WASHINGTON - The Washington Commanders have confirmed that Dan and Tanya Snyder and the organization have hired representation to consider possibly selling the team.
The Commanders released the following statement Wednesday:
"Dan and Tanya Snyder and the Washington Commanders announced today that they have hired BofA Securities to consider potential transactions. The Snyders remain committed to the team, all of its employees and its countless fans to putting the best product on the field and continuing the work to set the gold standard for workplaces in the NFL."
Following the news, NFL spokesperson Brian McCarthy, said that a possible sale of the team would need approval from the league. In a statement, McCarthy said "any potential transaction would have to be presented to the NFL Finance Committee for review and require an affirmative vote by three quarters of the full membership (24 of 32 teams)."
Lisa Banks and Debra Katz, attorneys who represent over 40 former employees of Washington's Football Team who have made claims of sexual misconduct against the team and Snyder, released the following statement after the news of the Snyder family exploring selling the team:
"Today’s news that Dan and Tanya Snyder are exploring selling the Washington Commanders is a good development for the team, its former and current employees, and its many fans. We will have to see how this unfolds, but this could obviously be a big step towards healing and closure for the many brave women and men who came forward."
The reports that Dan Snyder is moving toward selling the franchise come after months of controversy surrounding Snyder and his ownership of the team, including the above-mentioned allegations of sexual and workplace misconduct.
Back in August 2020, the organization announced that they would be looking deeper into allegations of workplace problems within Washington Football.
Team owner Daniel Snyder initially hired Beth Wilkinson of District of Columbia law firm Wilkinson Walsh LLP to review the allegations of misconduct and the workplace culture. Just before the 2020 season began, the league assumed oversight of her work.
In October 2021, the House Oversight Committee sent a letter requesting all documents related to an investigation into allegations of sexual harassment, abuse, and other workplace misconduct from top executives at the team. In July 2021, the team was fined $10 million after the investigation revealed serious misconduct and a "hostile" workplace culture.
In February 2022, the Committee learned more about the allegations against the team from former employees, after holding a roundtable where employees widespread sexual harassment, abuse, and other workplace misconduct by top executives, including team owner Daniel Snyder, and explained that the League failed to address these issues.

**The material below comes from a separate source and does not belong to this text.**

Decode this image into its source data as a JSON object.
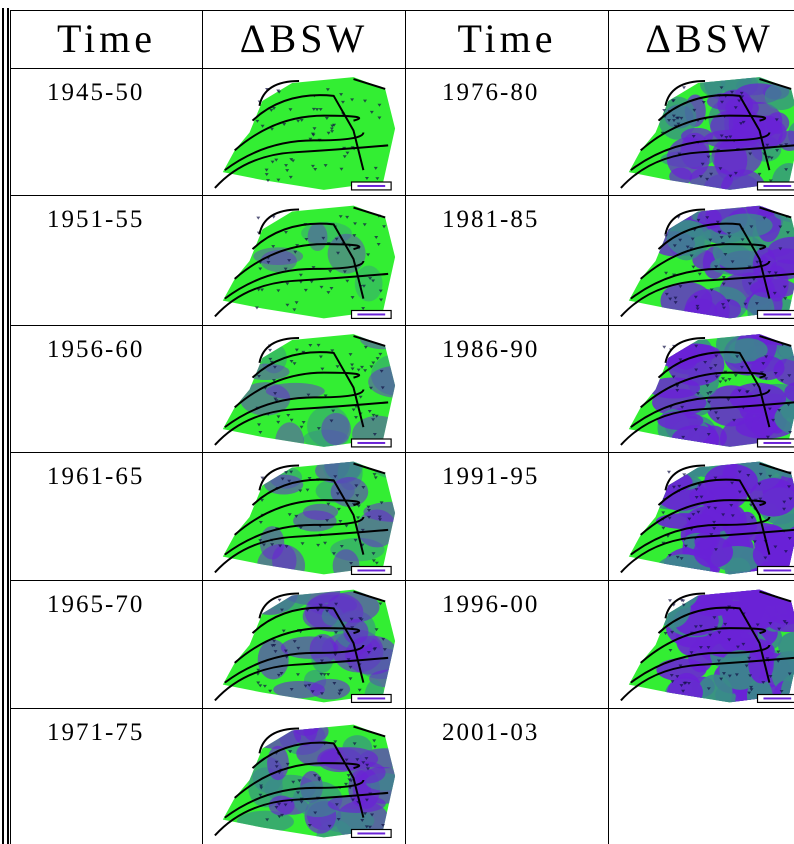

Following the roundtable, the NFL hired former Securities and Exchange Commission chair Mary Jo White to investigate an allegation that Washington Commanders owner Dan Snyder sexually harassed a team employee more than a decade ago. According to NFL spokesperson Brian McCarthy, Mary Jo White's review of the allegations is currently ongoing.
The Committee then told the FTC in April that it had found evidence of deceptive business practices over the span of more than a decade, including withholding ticket revenue from visiting teams and refundable deposits from fans.
Snyder has denied the sexual assault allegations and the team has denied any financial wrongdoing.
In October 2022, ESPN reported, citing anonymous sources, Snyder has hired private investigators and told people he has enough information to expose fellow owners and Goodell.
The Commanders denied the contents of the report, calling it "categorically untrue" and "clearly part of a well-funded, two-year campaign to coerce the sale of the team, which will continue to be unsuccessful."
"That is patently false and intended to erode the trust and goodwill between owners that I take quite seriously," he wrote.
He and the organization are currently the subject of ongoing investigations by the U.S. House Committee on Oversight and Reform.
Snyder bought Washington's football team in May 1999 for $800 million becoming the youngest-ever person to buy an NFL franchise.
The Associated Press contributed to this report.